When he returned from the war, he was stationed at Rapid City Air Force Base in South Dakota, where he was among about a dozen black soldiers segregated on a base of more than 15,000 men. Daniel had achieved the rank of sergeant and was assigned to another air rescue team.


While the order to desegregate the military had already been issued, it took the Army several years and many phases to fully integrate.


Daniel said he felt isolated at the base and learned ”the true hardship of being African-American.”


When he told the general about declining morale resulting from the isolation, he was shot down.


”He got up and said, ‘You asked for integration, you got integration. Now get out of my office,’ ” Daniel recalled. ”That hurt me worse than anything else that happened.”


But Daniel said he entered the Army believing there was nothing the military could inflict on him that hadn’t been inflicted on his grandmother, who was born into slavery in Brentwood and lived to be 115.


Daniel said he also had a defiant attitude springing from his years of street fighting in Black Bottom, a poor neighborhood near downtown Nashville that served him well in the military.


”At that time of my life, it wouldn’t pay to defy me. When integration came to the military, it wasn’t as hard for people like me.”


Early in his military career, when he was the only black soldier in his training class, he didn’t back down when a sergeant threatened to kill him.


”I looked him dead in the eye and said, ‘I didn’t die in Black Bottom, and if I didn’t die there, I can’t think of anything that will kill me in the military,’ ” Daniel said.

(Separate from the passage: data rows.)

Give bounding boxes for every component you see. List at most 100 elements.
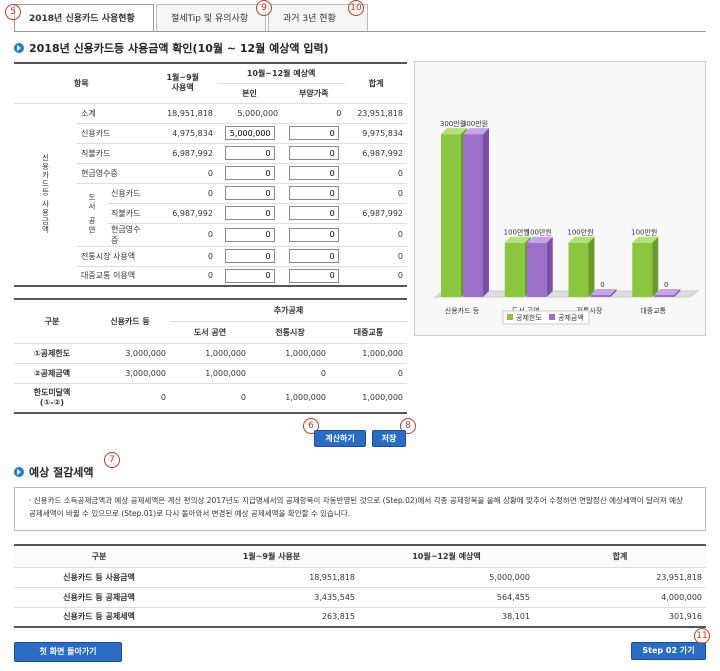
row-label: 직불카드 (77, 143, 149, 164)
input-dep-cash[interactable] (288, 166, 339, 180)
marker-9: 9 (256, 0, 272, 16)
row-label: 신용카드 (77, 123, 149, 144)
sum-cell: 3,435,545 (184, 587, 359, 608)
row-label: 전통시장 사용액 (77, 246, 149, 267)
cell-total: 23,951,818 (345, 103, 407, 124)
input-dep-book-credit[interactable] (288, 186, 339, 200)
deduction-table: 구분 신용카드 등 추가공제 도서 공연 전통시장 대중교통 ①공제한도 3,0… (14, 298, 407, 414)
sum-header-category: 구분 (14, 545, 184, 568)
header-self: 본인 (216, 83, 283, 104)
side-label-usage: 신용카드등 사용금액 (14, 103, 77, 287)
input-dep-market[interactable] (288, 249, 339, 263)
ded-row-label: ①공제한도 (14, 343, 90, 364)
ded-cell: 0 (170, 383, 250, 414)
cell-total: 6,987,992 (345, 203, 407, 224)
ded-row-label: 한도미달액 (①-②) (14, 383, 90, 414)
input-self-transit[interactable] (224, 268, 275, 283)
sum-header-oct-dec: 10월~12월 예상액 (359, 545, 534, 568)
tab-bar: 2018년 신용카드 사용현황 절세Tip 및 유의사항 과거 3년 현황 (14, 4, 370, 32)
ded-cell: 0 (90, 383, 170, 414)
calculate-button[interactable]: 계산하기 (314, 430, 366, 447)
input-dep-transit[interactable] (288, 268, 339, 283)
chart-bar-side (483, 128, 489, 297)
section-savings-title-text: 예상 절감세액 (29, 466, 94, 479)
cell-jan-sep: 4,975,834 (148, 123, 217, 144)
input-dep-credit[interactable] (288, 126, 339, 140)
cell-total: 0 (345, 163, 407, 184)
header-item: 항목 (14, 63, 149, 104)
input-self-cash[interactable] (224, 166, 275, 180)
sum-cell: 5,000,000 (359, 567, 534, 588)
header-oct-dec: 10월~12월 예상액 (216, 63, 346, 84)
ded-cell: 1,000,000 (170, 363, 250, 384)
tab-usage-2018[interactable]: 2018년 신용카드 사용현황 (14, 4, 154, 32)
chart-legend-label: 공제금액 (558, 314, 584, 322)
input-self-market[interactable] (224, 249, 275, 263)
cell-jan-sep: 0 (148, 266, 217, 287)
sum-row-label: 신용카드 등 사용금액 (14, 567, 184, 588)
sum-cell: 564,455 (359, 587, 534, 608)
input-dep-book-debit[interactable] (288, 206, 339, 220)
cell-total: 0 (345, 266, 407, 287)
section-savings-title: 예상 절감세액 (14, 464, 94, 480)
input-self-book-credit[interactable] (224, 186, 275, 200)
marker-5: 5 (5, 4, 21, 20)
ded-header-category: 구분 (14, 299, 90, 344)
cell-jan-sep: 0 (148, 163, 217, 184)
usage-table: 항목 1월~9월 사용액 10월~12월 예상액 합계 본인 부양가족 신용카드… (14, 62, 407, 287)
input-self-book-debit[interactable] (224, 206, 275, 220)
input-dep-debit[interactable] (288, 146, 339, 160)
cell-total: 0 (345, 223, 407, 247)
sum-header-jan-sep: 1월~9월 사용분 (184, 545, 359, 568)
back-to-first-button[interactable]: 첫 화면 돌아가기 (14, 642, 122, 662)
chart-data-label: 100만원 (567, 228, 593, 237)
book-label: 도서 공연 (77, 183, 107, 247)
row-label: 소계 (77, 103, 149, 124)
input-self-book-cash[interactable] (224, 227, 275, 242)
ded-cell: 1,000,000 (330, 383, 407, 414)
sum-cell: 4,000,000 (534, 587, 706, 608)
chart-bar (463, 134, 483, 297)
chart-bar-side (652, 236, 659, 297)
cell-jan-sep: 6,987,992 (148, 203, 217, 224)
input-dep-book-cash[interactable] (288, 227, 339, 242)
header-total: 합계 (345, 63, 407, 104)
chart-category-label: 대중교통 (640, 307, 666, 315)
chart-svg: 300만원300만원신용카드 등100만원100만원도서 공연100만원0전통시… (433, 119, 700, 325)
summary-table: 구분 1월~9월 사용분 10월~12월 예상액 합계 신용카드 등 사용금액 … (14, 544, 706, 628)
ded-cell: 1,000,000 (250, 383, 330, 414)
chart-data-label: 0 (664, 281, 668, 289)
marker-7: 7 (104, 452, 120, 468)
row-label: 대중교통 이용액 (77, 266, 149, 287)
chart-legend-swatch (549, 314, 555, 320)
tab-tips[interactable]: 절세Tip 및 유의사항 (156, 4, 266, 32)
sum-cell: 263,815 (184, 607, 359, 628)
chart-category-label: 신용카드 등 (445, 306, 480, 315)
ded-row-label: ②공제금액 (14, 363, 90, 384)
cell-total: 6,987,992 (345, 143, 407, 164)
sum-header-total: 합계 (534, 545, 706, 568)
header-dependents: 부양가족 (282, 83, 346, 104)
chart-legend-swatch (507, 314, 513, 320)
input-self-credit[interactable] (224, 126, 275, 140)
step2-button[interactable]: Step 02 가기 (631, 642, 706, 660)
ded-header-transit: 대중교통 (330, 321, 407, 344)
arrow-bullet-icon (14, 43, 24, 53)
deduction-chart: 300만원300만원신용카드 등100만원100만원도서 공연100만원0전통시… (414, 61, 706, 336)
tab-divider (14, 31, 706, 32)
input-self-debit[interactable] (224, 146, 275, 160)
header-jan-sep: 1월~9월 사용액 (148, 63, 217, 104)
section-usage-title-text: 2018년 신용카드등 사용금액 확인(10월 ~ 12월 예상액 입력) (29, 42, 329, 55)
section-usage-title: 2018년 신용카드등 사용금액 확인(10월 ~ 12월 예상액 입력) (14, 40, 329, 56)
notice-box: · 신용카드 소득공제금액과 예상 공제세액은 계산 편의상 2017년도 지급… (14, 487, 706, 531)
chart-bar (654, 295, 675, 297)
sum-row-label: 신용카드 등 공제금액 (14, 587, 184, 608)
chart-bar-side (546, 236, 553, 297)
ded-cell: 0 (250, 363, 330, 384)
row-label: 현금영수증 (77, 163, 149, 184)
row-label: 직불카드 (107, 203, 149, 224)
row-label: 현금영수증 (107, 223, 149, 247)
save-button[interactable]: 저장 (372, 430, 406, 447)
chart-data-label: 100만원 (631, 228, 657, 237)
marker-10: 10 (348, 0, 364, 16)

And when a white soldier refused an order from Daniel, who was the ranking sergeant, he said he quietly let the refusal go but found the soldier later in his barracks.


”He got whipped up a little bit,” he said. ”But later, I got him promoted and he told me about all the things he’d been told all his life about black people.”


Daniel said he believes that in life people ”travel on credentials.” When he was serving in the Vietnam War in a combat medical unit, treating injured soldiers, he said even people who didn’t like him had to put their trust in him.


”I was in a business where you risked your life. In combat, you have to be good at certain things and you can’t go around crying.”